Mon grand-père maternel, promptement rebaptisé « Pilot » par mes soins, vit chez nous depuis 1954. Extrait d’une geôle chinoise au terme de longues négociations, il a retrouvé sa fille chérie, Eva, perdue de vue depuis l’âge de 17 ans. Il ne lui offre pas seulement la possibilité de renouer avec sa propre histoire, sa langue d’origine – l’allemand -, sa culture, ses plus lointaines références, partiellement occultées par l’adoption d’un nouveau pays, d’une seconde langue et d’un nouveau style de vie. Mais Pilot fait encore mieux : il incite sa fille à se projeter dans l’avenir, à penser à et agir par elle-même, ainsi qu’elle le faisait adolescente, à exploiter ses intérêts artistiques, et ce à un âge où quantité de femmes se résignent encore à n’être que « l’épouse de Monsieur X ou Y ».

Du point de vue de Pilot, cette repossession de soi passe secondairement par la construction d’une maison à laquelle Eva imprimerait sa marque.

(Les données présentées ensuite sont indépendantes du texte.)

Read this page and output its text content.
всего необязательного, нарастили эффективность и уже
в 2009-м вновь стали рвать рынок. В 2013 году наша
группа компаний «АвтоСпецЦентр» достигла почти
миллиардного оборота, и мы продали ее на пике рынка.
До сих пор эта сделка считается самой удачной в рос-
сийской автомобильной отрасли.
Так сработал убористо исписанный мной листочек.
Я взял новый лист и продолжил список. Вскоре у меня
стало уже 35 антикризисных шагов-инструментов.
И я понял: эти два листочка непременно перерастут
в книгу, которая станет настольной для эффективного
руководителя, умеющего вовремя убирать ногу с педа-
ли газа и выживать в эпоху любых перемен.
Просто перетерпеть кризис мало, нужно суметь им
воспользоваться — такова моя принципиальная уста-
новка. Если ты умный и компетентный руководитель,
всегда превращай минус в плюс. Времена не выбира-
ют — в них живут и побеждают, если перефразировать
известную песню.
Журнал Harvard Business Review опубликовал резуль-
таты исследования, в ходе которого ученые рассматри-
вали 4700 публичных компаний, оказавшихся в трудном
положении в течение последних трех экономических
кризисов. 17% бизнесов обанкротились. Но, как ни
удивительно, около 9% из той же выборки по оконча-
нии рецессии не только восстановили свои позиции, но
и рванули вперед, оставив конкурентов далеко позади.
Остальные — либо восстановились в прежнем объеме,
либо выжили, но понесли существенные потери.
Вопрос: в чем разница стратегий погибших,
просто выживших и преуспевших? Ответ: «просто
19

Parcourant les magazines à la recherche de la « maison idéale », il tombe sur la photo d’une maison danoise tout en longueur. Il découpe celle-ci, qui reste au fond d’un tiroir, timide préfiguration d’une demeure qui finira, peut-être, par voir le jour si…

Quelques années plus tard, le terrain, encore vierge, de Verderonne double de surface grâce à la vente d’une simple assiette chinoise, reliquat de l’ancienne collection de Pilot. Mais rien n’est encore décidé quant à la construction d’une maison.

Le grand-père meurt en 1970 (le soir de mon retour à la vie civile), et tout projet de construction est remis sine die. Reste cependant dans nos mémoires l’impulsion initiale qu’il a donnée à ce projet, laquelle va se concrétiser… quatorze ans après son décès.

Finalement, en 1984, Eva pose un ultimatum : à soixante-dix ans, elle demande à être fixée, sachant que c’est elle qui va assumer le gros du boulot. Allons-nous, oui ou non, construire cette fichue maison, ou bien nous décider à revendre le terrain? C’est oui, mais un oui circonspect, sans réel engagement de la part de mon père ou de moi-même.

 


 

 

 

La troisième « bonne fée » ne tarde heureusement pas à entrer en scène…

Depuis quelques années, nous croisons régulièrement dans l’escalier (décidément!) un architecte très aimable avec qui nous échangeons quelques propos. Un jour, ma mère lui demande s’il accepterait de dessiner les plans de la maison. Il connaît le « style Eyquem » et accepterait volontiers s’il n’était lié à un cabinet. Il recommande aussitôt un de ses plus proches amis, installé près du métro Edgar Quinet.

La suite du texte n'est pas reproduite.